A breed of mosquitos new to the United States has been found in Florida and entomologists worry they could bring with them new diseases that affect humans.

Aedes scapularis, according to NPR, is known to carry Yellow Fever in South America. Whether or not the species spreads the disease to humans isn’t clear, but it reportedly likes to be indoors.

“If you end up with a species that’s capable of transmitting to bats and likes to also bite humans, that’s the prime condition for a spillover event,” University of Florida researcher Lindsay Campbell told NPR.

The COVID-19 pandemic is believed to have been the result of a “spillover event,” possibly involving animals such as bats.

Campbell recently co-authored a study about the mosquitos’ spread throughout Florida with her colleague Lawrence Reeves, who came across the bloodsuckers in the Everglades in 2019. DNA testing confirmed the bugs to be Aedes scapularis.

In 2020, Campbell concluded the newcomers had moved into Miami-Dade and Broward counties in south Florida.
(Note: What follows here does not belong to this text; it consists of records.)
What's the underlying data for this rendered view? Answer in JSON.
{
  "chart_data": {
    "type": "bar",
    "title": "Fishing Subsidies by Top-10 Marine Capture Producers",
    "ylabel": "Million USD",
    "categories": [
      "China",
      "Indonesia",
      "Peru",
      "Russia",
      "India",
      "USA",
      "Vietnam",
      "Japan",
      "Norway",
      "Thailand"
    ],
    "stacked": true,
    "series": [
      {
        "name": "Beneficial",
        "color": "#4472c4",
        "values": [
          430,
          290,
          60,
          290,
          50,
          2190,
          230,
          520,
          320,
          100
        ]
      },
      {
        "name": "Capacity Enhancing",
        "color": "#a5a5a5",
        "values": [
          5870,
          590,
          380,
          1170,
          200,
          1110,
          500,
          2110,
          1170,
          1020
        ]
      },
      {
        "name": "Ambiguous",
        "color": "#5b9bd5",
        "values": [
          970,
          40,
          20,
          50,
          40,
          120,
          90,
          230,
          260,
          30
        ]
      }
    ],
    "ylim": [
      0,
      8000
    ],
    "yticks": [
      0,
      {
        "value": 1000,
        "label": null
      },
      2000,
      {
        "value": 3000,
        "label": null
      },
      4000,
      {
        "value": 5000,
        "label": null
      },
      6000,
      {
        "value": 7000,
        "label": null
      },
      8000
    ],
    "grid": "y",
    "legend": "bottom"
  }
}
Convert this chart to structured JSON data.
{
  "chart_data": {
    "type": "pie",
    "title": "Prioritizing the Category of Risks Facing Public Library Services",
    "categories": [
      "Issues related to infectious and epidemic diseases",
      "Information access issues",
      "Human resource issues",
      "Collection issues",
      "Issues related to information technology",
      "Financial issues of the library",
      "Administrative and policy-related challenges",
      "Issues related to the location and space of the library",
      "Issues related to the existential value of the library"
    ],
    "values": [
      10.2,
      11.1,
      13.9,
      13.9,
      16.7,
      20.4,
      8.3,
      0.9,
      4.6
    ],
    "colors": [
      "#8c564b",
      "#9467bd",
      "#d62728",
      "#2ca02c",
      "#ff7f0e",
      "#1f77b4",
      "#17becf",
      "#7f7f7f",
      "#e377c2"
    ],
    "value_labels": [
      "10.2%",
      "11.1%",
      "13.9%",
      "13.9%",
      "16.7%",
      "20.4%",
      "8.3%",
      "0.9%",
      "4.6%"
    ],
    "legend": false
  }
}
His new study with Campbell suggests they are migrating north into Florida’s Gulf and Atlantic coasts.

Climate change and global trade reportedly contribute to the spread of invasive species. NPR reports that 10 new species of mosquitos have been found in Florida since 2000. Researchers are concerned about the Aedes vittatus mosquito from India, which has found its way to Cuba, just 90 miles from Florida’s southern tip. That breed is a vector for Zika and dengue fever.